As per the new SEVIS RULES your I-20 that is returned to you in a sealed envelope is scanned for it’s bar code – this automatically lets the University know that the particular student has entered the country.

You may also be asked whether you are bringing in any food. Do not bring any food with you. Food you received on the plane should be left on the plane. It is forbidden to bring perishable foodstuffs, such as fruit, vegetables, and meat, or plants into the US. Also forbidden are articles made from certain protected species of animals.

Sadly, you’ll have to leave behind all of that delicious looking food.

If you bring in more than US$10,000 in US or foreign currency you must declare the amount to customs upon entering or leaving the country.


BAGGAGE: Two bags one as big as 32” long and one carry bag the weight should not exceed more than 44lbs /or 70kgs ( you can also check with your airlines ; some good ones are Emirates and Lufthansa)

Arrive 2 hours before the flight. You will most likely arrive in one of the following gateway cities: Atlanta, Boston, Chicago, Dallas, Honolulu, Houston, Los Angeles, Miami, New York, Orlando, Pittsburgh, San Francisco, Seattle, and Washington DC. These cities have the most international flights. Other airports may have direct flights from selected countries.

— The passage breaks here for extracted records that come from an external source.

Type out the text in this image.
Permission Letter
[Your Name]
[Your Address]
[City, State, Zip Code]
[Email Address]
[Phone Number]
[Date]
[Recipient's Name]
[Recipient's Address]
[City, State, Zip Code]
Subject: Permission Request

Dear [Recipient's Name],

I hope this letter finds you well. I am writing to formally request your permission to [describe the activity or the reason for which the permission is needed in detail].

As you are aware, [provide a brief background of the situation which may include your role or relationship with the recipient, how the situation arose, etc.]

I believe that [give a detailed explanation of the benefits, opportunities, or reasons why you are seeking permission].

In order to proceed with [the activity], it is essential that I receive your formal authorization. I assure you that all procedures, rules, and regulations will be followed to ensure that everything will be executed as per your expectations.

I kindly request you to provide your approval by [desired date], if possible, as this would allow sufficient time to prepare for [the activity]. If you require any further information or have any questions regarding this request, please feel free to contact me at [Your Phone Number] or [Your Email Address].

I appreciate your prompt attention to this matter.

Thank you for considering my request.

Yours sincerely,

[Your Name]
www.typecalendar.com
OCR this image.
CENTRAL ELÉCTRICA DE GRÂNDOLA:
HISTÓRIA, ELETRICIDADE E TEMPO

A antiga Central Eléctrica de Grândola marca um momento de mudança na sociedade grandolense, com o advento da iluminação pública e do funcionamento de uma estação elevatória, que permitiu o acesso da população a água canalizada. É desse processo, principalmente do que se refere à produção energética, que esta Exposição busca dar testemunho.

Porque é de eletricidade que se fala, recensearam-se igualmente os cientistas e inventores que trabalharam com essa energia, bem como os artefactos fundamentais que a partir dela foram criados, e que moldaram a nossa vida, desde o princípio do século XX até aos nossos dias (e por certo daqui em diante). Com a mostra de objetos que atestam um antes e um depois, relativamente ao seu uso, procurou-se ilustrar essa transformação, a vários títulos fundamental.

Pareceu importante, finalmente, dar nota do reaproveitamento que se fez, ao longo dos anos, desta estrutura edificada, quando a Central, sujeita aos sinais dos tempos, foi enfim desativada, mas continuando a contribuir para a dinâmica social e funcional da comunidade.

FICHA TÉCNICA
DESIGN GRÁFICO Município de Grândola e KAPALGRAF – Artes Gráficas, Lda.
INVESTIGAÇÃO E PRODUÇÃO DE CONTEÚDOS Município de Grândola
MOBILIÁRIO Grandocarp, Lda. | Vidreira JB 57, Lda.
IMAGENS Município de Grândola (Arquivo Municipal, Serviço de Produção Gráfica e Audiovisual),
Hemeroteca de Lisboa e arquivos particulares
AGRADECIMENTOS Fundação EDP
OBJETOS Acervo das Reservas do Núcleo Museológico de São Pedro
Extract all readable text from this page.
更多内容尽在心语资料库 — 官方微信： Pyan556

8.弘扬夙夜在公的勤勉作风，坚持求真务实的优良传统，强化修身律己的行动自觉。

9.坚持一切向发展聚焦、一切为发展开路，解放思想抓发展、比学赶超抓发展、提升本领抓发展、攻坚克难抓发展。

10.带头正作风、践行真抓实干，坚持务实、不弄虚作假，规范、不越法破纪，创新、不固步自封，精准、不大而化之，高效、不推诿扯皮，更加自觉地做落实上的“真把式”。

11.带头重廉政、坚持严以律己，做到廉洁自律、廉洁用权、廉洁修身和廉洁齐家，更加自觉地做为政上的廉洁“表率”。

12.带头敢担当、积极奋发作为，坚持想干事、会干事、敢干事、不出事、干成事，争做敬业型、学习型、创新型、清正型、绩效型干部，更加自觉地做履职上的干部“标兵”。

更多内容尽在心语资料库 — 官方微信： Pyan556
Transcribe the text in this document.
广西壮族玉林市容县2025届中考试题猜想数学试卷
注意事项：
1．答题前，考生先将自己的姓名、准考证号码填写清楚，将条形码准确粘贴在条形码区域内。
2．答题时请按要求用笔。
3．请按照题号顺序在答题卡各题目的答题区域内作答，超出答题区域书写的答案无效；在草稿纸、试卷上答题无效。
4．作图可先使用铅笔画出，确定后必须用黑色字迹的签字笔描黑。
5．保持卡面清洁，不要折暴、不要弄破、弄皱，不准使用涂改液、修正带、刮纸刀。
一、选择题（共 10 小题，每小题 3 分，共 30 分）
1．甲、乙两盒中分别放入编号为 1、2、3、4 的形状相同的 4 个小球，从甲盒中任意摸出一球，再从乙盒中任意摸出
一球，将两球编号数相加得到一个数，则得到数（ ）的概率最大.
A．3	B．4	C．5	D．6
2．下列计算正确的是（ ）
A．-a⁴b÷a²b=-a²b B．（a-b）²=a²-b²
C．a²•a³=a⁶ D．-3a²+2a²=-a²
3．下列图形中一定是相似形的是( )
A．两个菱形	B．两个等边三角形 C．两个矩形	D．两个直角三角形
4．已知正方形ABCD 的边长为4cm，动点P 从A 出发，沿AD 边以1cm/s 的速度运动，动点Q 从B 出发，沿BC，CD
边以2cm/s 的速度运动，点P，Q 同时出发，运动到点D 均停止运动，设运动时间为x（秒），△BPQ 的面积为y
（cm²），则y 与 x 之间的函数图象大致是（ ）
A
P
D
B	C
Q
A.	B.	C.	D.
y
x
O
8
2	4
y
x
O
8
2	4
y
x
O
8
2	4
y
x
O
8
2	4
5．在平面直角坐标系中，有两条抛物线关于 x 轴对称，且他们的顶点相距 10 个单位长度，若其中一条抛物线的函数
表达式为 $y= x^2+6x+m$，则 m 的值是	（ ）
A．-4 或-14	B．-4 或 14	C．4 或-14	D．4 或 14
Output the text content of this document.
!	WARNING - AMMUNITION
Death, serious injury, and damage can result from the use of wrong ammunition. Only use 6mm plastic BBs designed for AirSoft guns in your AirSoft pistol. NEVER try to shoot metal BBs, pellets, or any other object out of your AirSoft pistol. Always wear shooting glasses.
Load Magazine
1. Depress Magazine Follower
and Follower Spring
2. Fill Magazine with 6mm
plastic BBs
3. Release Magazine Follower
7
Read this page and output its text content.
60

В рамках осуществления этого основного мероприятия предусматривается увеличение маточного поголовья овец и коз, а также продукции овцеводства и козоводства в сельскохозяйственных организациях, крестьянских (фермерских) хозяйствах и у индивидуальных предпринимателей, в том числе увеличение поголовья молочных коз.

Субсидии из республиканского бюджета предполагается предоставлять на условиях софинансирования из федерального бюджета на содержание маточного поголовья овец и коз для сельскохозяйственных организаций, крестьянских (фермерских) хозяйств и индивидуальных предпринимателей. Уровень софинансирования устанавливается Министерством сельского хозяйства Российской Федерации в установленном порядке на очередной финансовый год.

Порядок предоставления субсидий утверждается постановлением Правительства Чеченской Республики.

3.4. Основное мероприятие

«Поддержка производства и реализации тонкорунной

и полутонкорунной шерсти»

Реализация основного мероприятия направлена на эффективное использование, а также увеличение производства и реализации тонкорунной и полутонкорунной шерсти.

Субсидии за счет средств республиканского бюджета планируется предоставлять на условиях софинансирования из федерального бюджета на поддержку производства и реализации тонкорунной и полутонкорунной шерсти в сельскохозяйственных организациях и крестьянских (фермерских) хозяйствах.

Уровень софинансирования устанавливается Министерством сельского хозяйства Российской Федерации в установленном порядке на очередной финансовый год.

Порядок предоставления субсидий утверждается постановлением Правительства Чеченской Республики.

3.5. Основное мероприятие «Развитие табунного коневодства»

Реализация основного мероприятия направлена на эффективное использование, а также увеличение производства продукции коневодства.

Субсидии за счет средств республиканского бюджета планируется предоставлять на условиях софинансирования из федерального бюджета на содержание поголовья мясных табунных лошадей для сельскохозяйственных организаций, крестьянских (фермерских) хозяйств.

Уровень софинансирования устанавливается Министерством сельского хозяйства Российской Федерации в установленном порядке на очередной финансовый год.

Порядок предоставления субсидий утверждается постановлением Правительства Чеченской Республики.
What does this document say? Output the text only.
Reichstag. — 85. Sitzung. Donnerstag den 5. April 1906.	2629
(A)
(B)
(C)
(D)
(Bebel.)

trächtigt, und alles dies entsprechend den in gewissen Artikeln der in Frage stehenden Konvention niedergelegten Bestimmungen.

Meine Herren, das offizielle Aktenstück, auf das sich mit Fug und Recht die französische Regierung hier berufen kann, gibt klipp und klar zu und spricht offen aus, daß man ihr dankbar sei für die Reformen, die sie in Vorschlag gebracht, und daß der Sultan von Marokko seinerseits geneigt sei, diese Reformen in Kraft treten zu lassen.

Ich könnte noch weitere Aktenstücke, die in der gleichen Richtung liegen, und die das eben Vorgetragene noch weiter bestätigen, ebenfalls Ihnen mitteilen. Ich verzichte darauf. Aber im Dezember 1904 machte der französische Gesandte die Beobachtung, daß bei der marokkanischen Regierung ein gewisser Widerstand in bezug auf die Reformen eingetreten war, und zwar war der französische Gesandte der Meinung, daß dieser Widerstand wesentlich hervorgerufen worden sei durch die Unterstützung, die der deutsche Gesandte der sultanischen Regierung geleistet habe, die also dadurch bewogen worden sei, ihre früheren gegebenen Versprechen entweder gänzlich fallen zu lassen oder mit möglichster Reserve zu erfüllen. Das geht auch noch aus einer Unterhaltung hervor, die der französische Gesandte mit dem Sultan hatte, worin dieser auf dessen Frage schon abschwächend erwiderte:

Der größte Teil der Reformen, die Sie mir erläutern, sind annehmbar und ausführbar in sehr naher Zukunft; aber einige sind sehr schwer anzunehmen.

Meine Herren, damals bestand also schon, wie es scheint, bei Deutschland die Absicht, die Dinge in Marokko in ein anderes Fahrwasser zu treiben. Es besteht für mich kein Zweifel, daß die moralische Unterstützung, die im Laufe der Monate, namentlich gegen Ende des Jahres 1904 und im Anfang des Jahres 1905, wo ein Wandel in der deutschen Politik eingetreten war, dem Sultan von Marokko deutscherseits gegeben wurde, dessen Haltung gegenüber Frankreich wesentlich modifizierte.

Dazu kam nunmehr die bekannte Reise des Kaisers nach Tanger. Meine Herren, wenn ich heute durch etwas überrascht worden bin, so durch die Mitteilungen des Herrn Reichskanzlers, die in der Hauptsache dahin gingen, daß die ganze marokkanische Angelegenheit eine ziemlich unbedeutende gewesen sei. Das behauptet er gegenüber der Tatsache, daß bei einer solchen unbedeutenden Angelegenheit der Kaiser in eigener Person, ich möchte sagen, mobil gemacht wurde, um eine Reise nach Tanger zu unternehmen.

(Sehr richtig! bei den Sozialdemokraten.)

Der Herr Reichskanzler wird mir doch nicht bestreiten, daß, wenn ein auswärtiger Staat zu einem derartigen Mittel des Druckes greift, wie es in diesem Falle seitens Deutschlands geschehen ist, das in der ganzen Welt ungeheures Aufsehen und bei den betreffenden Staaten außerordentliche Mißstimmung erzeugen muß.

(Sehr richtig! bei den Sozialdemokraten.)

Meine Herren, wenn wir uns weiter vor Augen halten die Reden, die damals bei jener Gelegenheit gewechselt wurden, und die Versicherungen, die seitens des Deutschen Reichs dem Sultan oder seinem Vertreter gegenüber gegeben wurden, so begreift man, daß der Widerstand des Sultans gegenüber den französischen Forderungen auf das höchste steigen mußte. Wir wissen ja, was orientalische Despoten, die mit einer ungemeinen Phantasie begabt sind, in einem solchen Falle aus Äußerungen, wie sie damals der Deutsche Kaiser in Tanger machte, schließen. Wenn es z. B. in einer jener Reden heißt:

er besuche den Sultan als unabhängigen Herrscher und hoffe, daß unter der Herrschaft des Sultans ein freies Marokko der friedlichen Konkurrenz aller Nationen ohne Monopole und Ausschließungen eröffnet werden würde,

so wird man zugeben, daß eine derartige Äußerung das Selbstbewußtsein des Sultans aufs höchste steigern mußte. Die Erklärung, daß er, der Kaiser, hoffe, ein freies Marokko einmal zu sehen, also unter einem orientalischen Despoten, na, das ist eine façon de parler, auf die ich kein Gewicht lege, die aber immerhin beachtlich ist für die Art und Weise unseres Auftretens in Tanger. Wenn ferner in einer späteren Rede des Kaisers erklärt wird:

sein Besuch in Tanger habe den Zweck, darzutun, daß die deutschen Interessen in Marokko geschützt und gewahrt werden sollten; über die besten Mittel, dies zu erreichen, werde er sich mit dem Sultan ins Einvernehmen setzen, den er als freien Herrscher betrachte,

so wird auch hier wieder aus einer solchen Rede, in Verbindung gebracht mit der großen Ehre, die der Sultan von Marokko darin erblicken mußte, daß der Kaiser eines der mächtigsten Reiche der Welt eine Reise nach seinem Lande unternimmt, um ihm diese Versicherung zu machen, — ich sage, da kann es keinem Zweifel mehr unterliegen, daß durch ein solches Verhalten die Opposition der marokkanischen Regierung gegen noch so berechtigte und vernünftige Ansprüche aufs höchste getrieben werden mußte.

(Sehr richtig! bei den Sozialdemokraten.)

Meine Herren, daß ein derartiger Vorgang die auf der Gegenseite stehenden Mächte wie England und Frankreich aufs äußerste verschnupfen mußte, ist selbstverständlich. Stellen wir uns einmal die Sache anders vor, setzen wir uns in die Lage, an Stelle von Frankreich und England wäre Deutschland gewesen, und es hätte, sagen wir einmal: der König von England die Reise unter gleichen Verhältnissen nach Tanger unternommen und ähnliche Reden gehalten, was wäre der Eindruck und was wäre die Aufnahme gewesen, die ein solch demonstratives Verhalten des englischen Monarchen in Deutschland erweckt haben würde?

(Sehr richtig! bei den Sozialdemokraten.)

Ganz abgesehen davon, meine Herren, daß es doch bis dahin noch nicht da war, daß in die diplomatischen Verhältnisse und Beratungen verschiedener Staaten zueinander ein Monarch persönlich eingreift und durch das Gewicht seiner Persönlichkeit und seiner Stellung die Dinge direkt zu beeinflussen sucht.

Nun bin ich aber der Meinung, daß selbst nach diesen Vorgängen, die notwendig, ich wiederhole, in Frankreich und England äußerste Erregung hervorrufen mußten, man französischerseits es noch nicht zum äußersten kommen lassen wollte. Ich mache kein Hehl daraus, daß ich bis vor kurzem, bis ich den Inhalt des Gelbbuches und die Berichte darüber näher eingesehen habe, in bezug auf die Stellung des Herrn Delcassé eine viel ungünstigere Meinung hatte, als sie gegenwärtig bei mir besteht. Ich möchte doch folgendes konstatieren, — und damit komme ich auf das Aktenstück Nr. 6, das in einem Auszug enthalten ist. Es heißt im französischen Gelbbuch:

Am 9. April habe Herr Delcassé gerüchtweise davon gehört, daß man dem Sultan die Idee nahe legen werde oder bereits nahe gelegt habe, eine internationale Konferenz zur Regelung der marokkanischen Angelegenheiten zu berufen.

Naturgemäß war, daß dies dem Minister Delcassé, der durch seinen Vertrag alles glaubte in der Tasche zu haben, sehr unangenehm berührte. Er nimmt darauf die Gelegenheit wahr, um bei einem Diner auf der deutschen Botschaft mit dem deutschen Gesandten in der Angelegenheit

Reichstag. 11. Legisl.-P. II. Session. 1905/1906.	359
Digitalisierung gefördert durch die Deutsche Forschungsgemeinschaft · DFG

If your ultimate destination is elsewhere, you will need to take a connecting flight after you exit immigration and customs. BEFORE you ALIGHT YOU HAVE TO FILL OUT THE CUSTOMS DECLARATION FORM AND AN I-94 FORM. Immigration and Customs can take up to two hours or more, so allow sufficient time to make any connections.

Keep in mind that air travel covering more than a few time zones often results in disorientation called “jetlag”.

Jet-Lag is so very real. And so very annoying.